Nel Museo Archeologico dei Campi Flegrei di Baia, si conservano, invece, corredi provenienti dallo scavo della necropoli di Cuma, una delle più antiche colonie greche di occidente. Dal periodo geometrico (VIII secolo a.C.), le testimonianze giungono senza soluzione di continuità al periodo romano. È stato accertato che le incrostazioni su piatti verniciati risalenti al IV-III secolo a.C. (reperti A1 e A2), rinvenuti nelle tombe della necropoli italica di Capua, sono costituite da idrossiapatite, il più abbondante minerale di derivazione ossea. L'analisi proteomica ha permesso di accertare che i residui proteici associati con i minerali ossei sono costituiti da collagene bovino. La carne bovina, dunque, veniva depositata nella tomba come offerta votiva al momento dell'inumazione del defunto. Nell'anfora di tipo fenicio di forma insolita rinvenuta nella tomba di una donna, probabilmente una giovane madre, scoperta nella necropoli di Cuma sono state identificate le principali proteine del latte bovino sopravvissuto ai secoli, anche se parzialmente modificate dalle alterazioni chimiche dovute ad oltre 2.500 anni di "insulto" ossidativo dovuto all'aria. Le proteine del latte erano in quantità sufficiente per stabilire, tra l'altro, la presenza delle due varianti genetiche A1 e A2 della b-caseina in quantità paragonabili.

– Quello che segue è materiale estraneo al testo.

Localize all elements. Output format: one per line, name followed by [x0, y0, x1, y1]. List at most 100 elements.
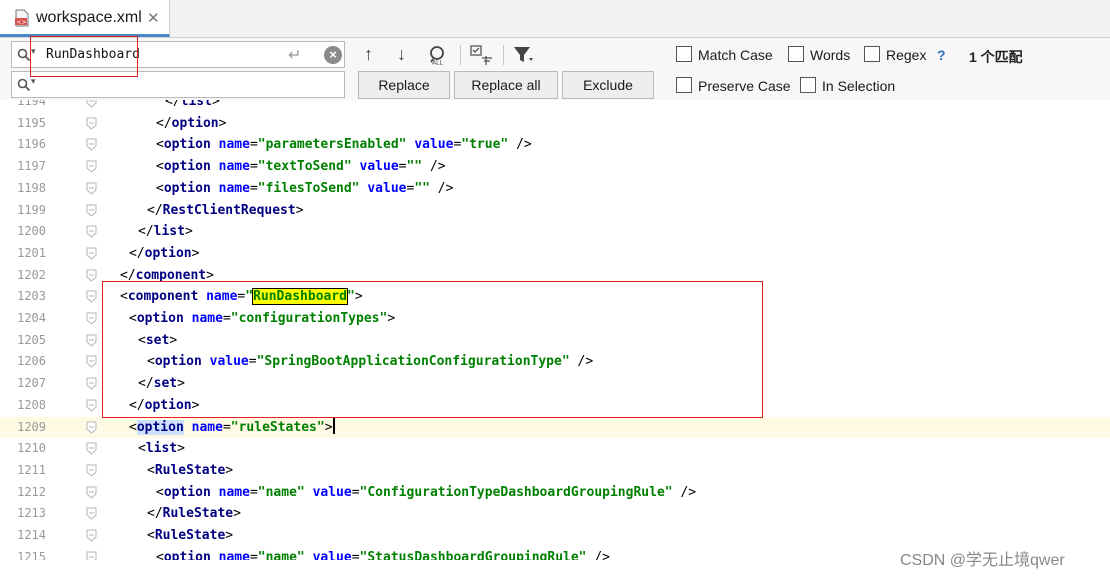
regex-help-link[interactable]: ?: [937, 47, 946, 63]
code-text[interactable]: <option name="ruleStates">: [129, 416, 335, 439]
code-line[interactable]: 1209 <option name="ruleStates">: [0, 416, 1110, 439]
code-line[interactable]: 1212 <option name="name" value="Configura…: [0, 482, 1110, 504]
code-text[interactable]: <RuleState>: [147, 525, 233, 547]
regex-option[interactable]: Regex: [864, 46, 926, 63]
fold-marker-icon[interactable]: [86, 377, 97, 390]
clear-search-icon[interactable]: ×: [324, 46, 342, 64]
fold-marker-icon[interactable]: [86, 160, 97, 173]
code-text[interactable]: <RuleState>: [147, 460, 233, 482]
line-number: 1207: [17, 376, 46, 391]
in-selection-option[interactable]: In Selection: [800, 77, 895, 94]
code-text[interactable]: </option>: [129, 395, 199, 417]
enter-icon: ↵: [288, 47, 302, 64]
code-text[interactable]: </option>: [156, 113, 226, 135]
match-case-option[interactable]: Match Case: [676, 46, 773, 63]
code-line[interactable]: 1197 <option name="textToSend" value="" /…: [0, 156, 1110, 178]
code-text[interactable]: <option name="name" value="Configuration…: [156, 482, 696, 504]
code-text[interactable]: <option name="name" value="StatusDashboa…: [156, 547, 610, 560]
fold-marker-icon[interactable]: [86, 529, 97, 542]
code-text[interactable]: </option>: [129, 243, 199, 265]
replace-all-button[interactable]: Replace all: [454, 71, 558, 99]
select-all-occurrences-icon[interactable]: ALL: [427, 45, 449, 65]
line-number: 1209: [17, 419, 46, 434]
fold-marker-icon[interactable]: [86, 312, 97, 325]
code-line[interactable]: 1202 </component>: [0, 265, 1110, 287]
history-dropdown-icon[interactable]: ▾: [31, 76, 36, 87]
code-text[interactable]: </list>: [165, 100, 220, 113]
fold-marker-icon[interactable]: [86, 355, 97, 369]
code-line[interactable]: 1200 </list>: [0, 221, 1110, 243]
match-case-checkbox[interactable]: [676, 46, 692, 62]
code-line[interactable]: 1195 </option>: [0, 113, 1110, 135]
code-text[interactable]: <option name="parametersEnabled" value="…: [156, 134, 532, 156]
code-text[interactable]: <option name="filesToSend" value="" />: [156, 178, 453, 200]
code-text[interactable]: </set>: [138, 373, 185, 395]
funnel-filter-icon[interactable]: [513, 45, 535, 65]
fold-marker-icon[interactable]: [86, 225, 97, 238]
code-line[interactable]: 1196 <option name="parametersEnabled" val…: [0, 134, 1110, 156]
code-line[interactable]: 1214 <RuleState>: [0, 525, 1110, 547]
code-text[interactable]: </RuleState>: [147, 503, 241, 525]
fold-marker-icon[interactable]: [86, 507, 97, 520]
code-line[interactable]: 1194 </list>: [0, 100, 1110, 113]
fold-marker-icon[interactable]: [86, 182, 97, 195]
code-line[interactable]: 1207 </set>: [0, 373, 1110, 395]
code-line[interactable]: 1210 <list>: [0, 438, 1110, 460]
fold-marker-icon[interactable]: [86, 269, 97, 282]
replace-button[interactable]: Replace: [358, 71, 450, 99]
fold-marker-icon[interactable]: [86, 117, 97, 130]
fold-marker-icon[interactable]: [86, 100, 97, 108]
fold-marker-icon[interactable]: [86, 334, 97, 347]
search-input[interactable]: RunDashboard: [46, 47, 140, 62]
words-option[interactable]: Words: [788, 46, 850, 63]
previous-occurrence-icon[interactable]: ↑: [364, 44, 373, 65]
fold-marker-icon[interactable]: [86, 486, 97, 499]
tab-workspace-xml[interactable]: <> workspace.xml ✕: [0, 0, 170, 37]
filter-search-results-icon[interactable]: [470, 44, 494, 66]
line-number: 1204: [17, 311, 46, 325]
fold-marker-icon[interactable]: [86, 421, 97, 434]
code-text[interactable]: <component name="RunDashboard">: [120, 286, 363, 308]
regex-checkbox[interactable]: [864, 46, 880, 62]
code-text[interactable]: <list>: [138, 438, 185, 460]
code-text[interactable]: <option name="configurationTypes">: [129, 308, 395, 330]
code-line[interactable]: 1211 <RuleState>: [0, 460, 1110, 482]
fold-marker-icon[interactable]: [86, 442, 97, 455]
code-editor[interactable]: 1194 </list> 1195 </option> 1196 <option name…: [0, 100, 1110, 560]
in-selection-label: In Selection: [822, 78, 896, 94]
code-line[interactable]: 1203 <component name="RunDashboard">: [0, 286, 1110, 308]
replace-field[interactable]: ▾: [11, 71, 345, 98]
fold-marker-icon[interactable]: [86, 290, 97, 303]
fold-marker-icon[interactable]: [86, 247, 97, 260]
fold-marker-icon[interactable]: [86, 464, 97, 477]
code-text[interactable]: <option value="SpringBootApplicationConf…: [147, 351, 593, 373]
search-field[interactable]: ▾ RunDashboard ↵ ×: [11, 41, 345, 68]
code-line[interactable]: 1208 </option>: [0, 395, 1110, 417]
code-text[interactable]: </list>: [138, 221, 193, 243]
code-line[interactable]: 1206 <option value="SpringBootApplication…: [0, 351, 1110, 373]
fold-marker-icon[interactable]: [86, 399, 97, 412]
code-line[interactable]: 1198 <option name="filesToSend" value="" …: [0, 178, 1110, 200]
fold-marker-icon[interactable]: [86, 204, 97, 217]
code-line[interactable]: 1201 </option>: [0, 243, 1110, 265]
exclude-button[interactable]: Exclude: [562, 71, 654, 99]
words-label: Words: [810, 47, 851, 63]
code-text[interactable]: <option name="textToSend" value="" />: [156, 156, 446, 178]
in-selection-checkbox[interactable]: [800, 77, 816, 93]
history-dropdown-icon[interactable]: ▾: [31, 46, 36, 57]
code-text[interactable]: </RestClientRequest>: [147, 200, 304, 222]
preserve-case-option[interactable]: Preserve Case: [676, 77, 791, 94]
fold-marker-icon[interactable]: [86, 551, 97, 560]
code-text[interactable]: <set>: [138, 330, 177, 352]
next-occurrence-icon[interactable]: ↓: [397, 44, 406, 65]
close-icon[interactable]: ✕: [147, 9, 160, 27]
code-line[interactable]: 1205 <set>: [0, 330, 1110, 352]
code-text[interactable]: </component>: [120, 265, 214, 287]
words-checkbox[interactable]: [788, 46, 804, 62]
code-line[interactable]: 1213 </RuleState>: [0, 503, 1110, 525]
fold-marker-icon[interactable]: [86, 138, 97, 152]
preserve-case-checkbox[interactable]: [676, 77, 692, 93]
svg-text:ALL: ALL: [432, 60, 443, 66]
code-line[interactable]: 1204 <option name="configurationTypes">: [0, 308, 1110, 330]
code-line[interactable]: 1199 </RestClientRequest>: [0, 200, 1110, 222]
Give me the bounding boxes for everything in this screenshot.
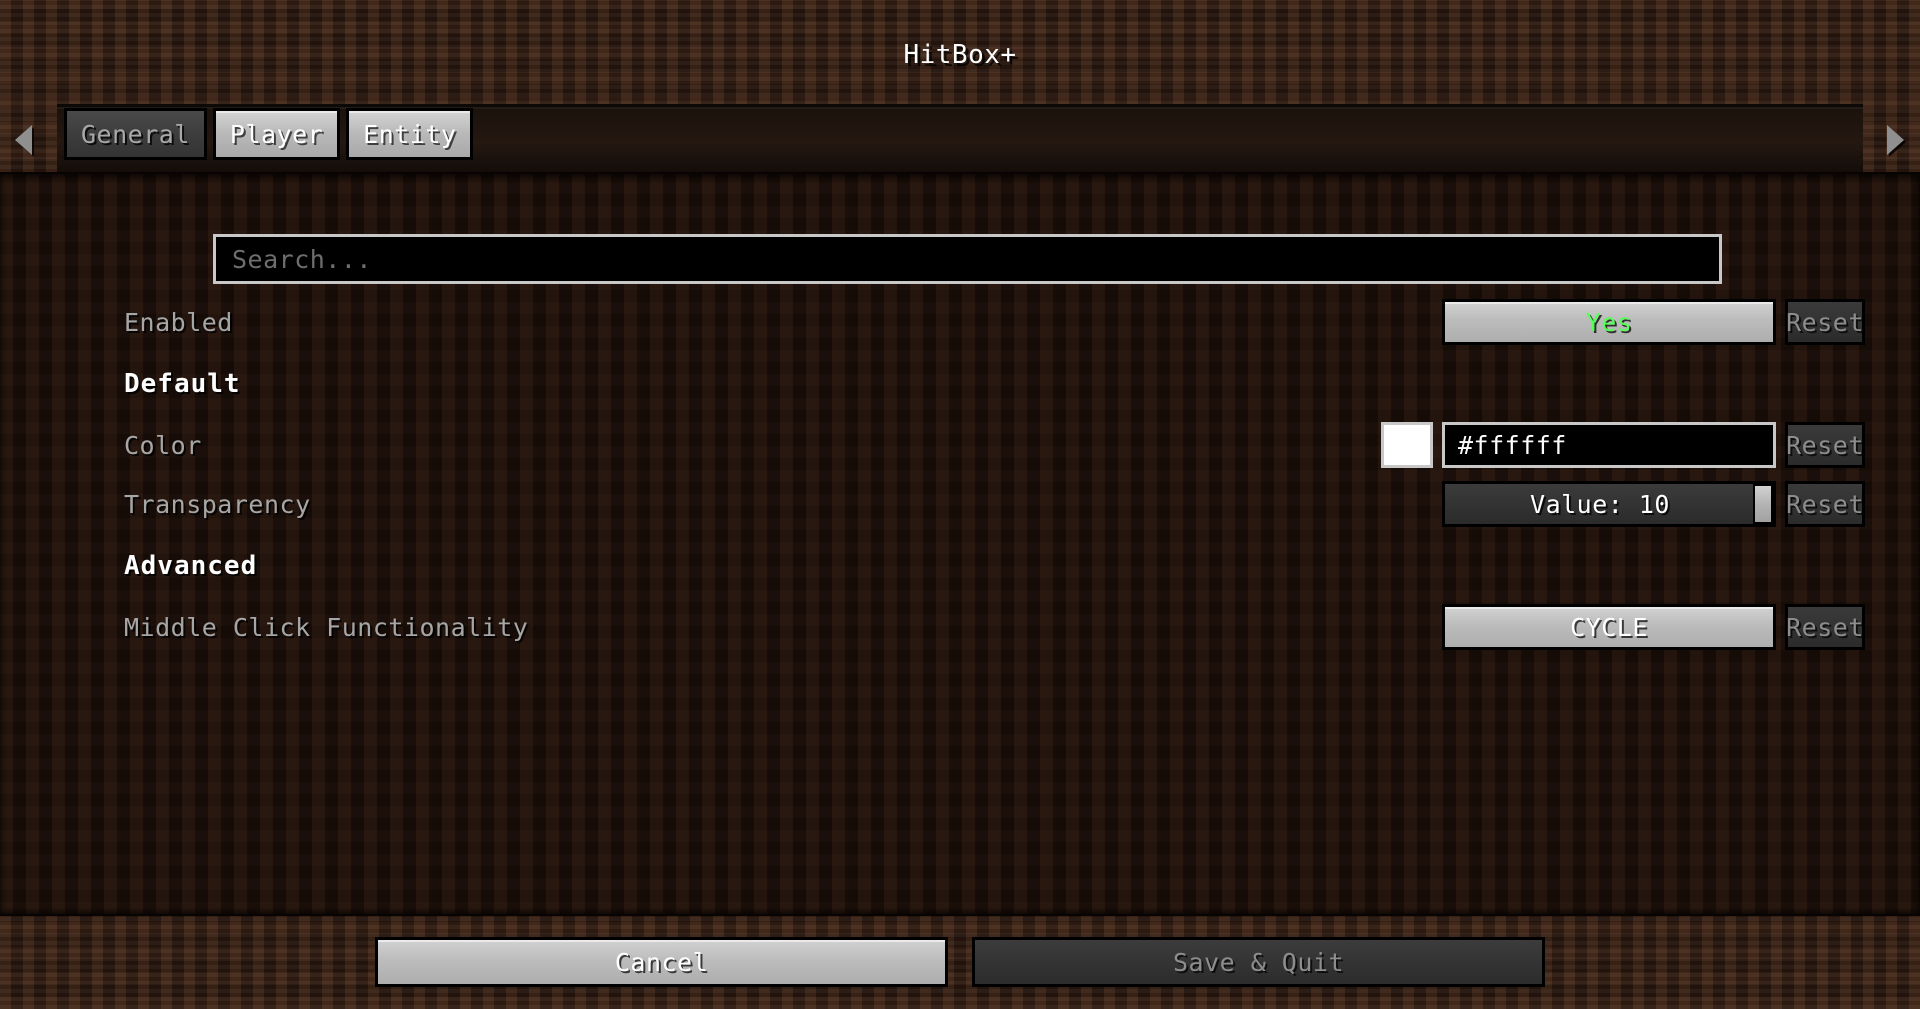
middle-click-enum-button[interactable]: CYCLE [1442, 604, 1776, 650]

Il sequenziamento dei residui amminoacidici delle proteine ha permesso di stabilire che la variante A1 della b-caseina, che attualmente viene ritenuta responsabile di disordini metabolici, era già presente nell'area del Mediterraneo meridionale nel VII secolo a.C. La letteratura scientifica presume che la comparsa della b-caseina A1 in alcune mandrie nordeuropee sia avvenuta circa 5.000-10.000 anni fa a seguito di una mutazione puntiforme. In particolare, l'amminoacido prolina in posizione 67 nella variante originale A2 è stato sostituito da istidina nella variante A1, che è poi divenuta prevalente a seguito della selezione genetica operata sui bovini nell'ultimo secolo. Sulla base delle testimonianze letteraria (Tacito), si pensava che la diffusione di questa variante nelle regioni mediterranee fosse avvenuta non prima del I secolo d.C., con le migrazioni dei popoli germanici verso sud. La ricerca di latti o formaggi antichi per confermare l'identità della variante ancestrale rimane aperta. Le analisi chimiche sui residui organici hanno svelato che il sistema agropastorale delle popolazioni italiche all'età della Magna Grecia era basato largamente sull'allevamento bovino, nell'ambito di un'economia "mista" di interazione tra agricoltura e allevamento animale. Questo dato suggerisce che a quell'epoca le tecniche agronomiche e zootecniche fossero già significativamente sviluppate, dal momento che l'allevamento dei bovini è più esigente rispetto a quello esclusivamente ovino o caprino.

I risultati dello studio sono stati pubblicati sulla rivista internazionale specializzata Journal of Proteome Research.